Phase transition for the late points of random walk

TL;DR

This paper investigates the phase transition in the structure of late points visited by a random walk on high-dimensional tori, identifying a critical threshold where the set of late points simplifies and describing its probabilistic structure.

Contribution

It establishes a sharp phase transition at a specific alpha value for the late points of random walk on tori, with detailed coupling and structural results.

Findings

Existence of a critical alpha_* in (1/2,1) for the trivialization of late points.

Coupling of late points with Bernoulli occupation sets for alpha > alpha_*.

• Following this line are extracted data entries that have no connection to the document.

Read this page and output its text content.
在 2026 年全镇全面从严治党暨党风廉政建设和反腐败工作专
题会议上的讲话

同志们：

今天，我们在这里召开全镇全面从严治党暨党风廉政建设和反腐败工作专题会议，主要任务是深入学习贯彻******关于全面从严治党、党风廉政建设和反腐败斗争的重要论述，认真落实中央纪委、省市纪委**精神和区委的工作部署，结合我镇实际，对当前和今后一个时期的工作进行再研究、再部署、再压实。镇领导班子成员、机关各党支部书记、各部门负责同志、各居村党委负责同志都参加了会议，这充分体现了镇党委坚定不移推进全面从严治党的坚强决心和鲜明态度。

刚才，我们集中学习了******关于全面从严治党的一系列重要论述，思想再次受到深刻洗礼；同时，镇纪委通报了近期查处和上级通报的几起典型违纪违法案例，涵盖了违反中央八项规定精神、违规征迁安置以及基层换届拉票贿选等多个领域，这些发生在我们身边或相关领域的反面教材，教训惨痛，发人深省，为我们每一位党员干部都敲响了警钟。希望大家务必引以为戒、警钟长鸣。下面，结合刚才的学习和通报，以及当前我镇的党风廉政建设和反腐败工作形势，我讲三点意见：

Structural description of late points for alpha > 1/2, including all two-point and three-point configurations in different dimensions.

Abstract

Let $X$ be a random walk on the torus of side length $N$ in dimension $d\geq 3$ with uniform starting point, and $t_{\text{cov}}$ be the expected value of its cover time, which is the first time that $X$ has visited every vertex of the torus at least once. For $\alpha > 0$, the set $\mathcal{L}^{\alpha}$ of $\alpha$-late points consists of those points not visited by $X$ at time $\alpha t_{\text{cov}}$. We prove the existence of a value $\alpha_* \in (\frac12,1)$ across which $\mathcal{L}^{\alpha}$ trivialises as follows: for all $\alpha > \alpha_*$ and $\epsilon\geq N^{-c}$ there exists a coupling of $\mathcal{L}^\alpha$ and two occupation sets $\mathcal{B}^{\alpha_\pm}$ of i.i.d. Bernoulli fields having the same density as $\mathcal{L}^{\alpha\pm \epsilon}$, which is asymptotic to $N^{-(\alpha\pm\epsilon)d}$, with the property that the inclusion $ \mathcal{B}^{\alpha_+} \subseteq \mathcal{L}^{\alpha} \subseteq \mathcal{B}^{\alpha_-}$ holds with high probability as $N \to \infty$. On the contrary, when $\alpha \leq \alpha_*$ there is no such coupling. Corresponding results also hold for the vacant set of random interlacements at high intensities. The transition at $\alpha_*$ corresponds to the (dis-)appearance of `double-points' (i.e. neighboring pairs of points) in $\mathcal{L}^\alpha$. We further describe the law of $\mathcal{L}^{\alpha}$ for $\alpha>\frac12$ by adding independent patterns to $\mathcal{B}^{\alpha_{\pm}}$. In dimensions $d \geq 4$ these are exactly all two-point sets. When $d=3$ one must also include all connected three-point sets, but no other.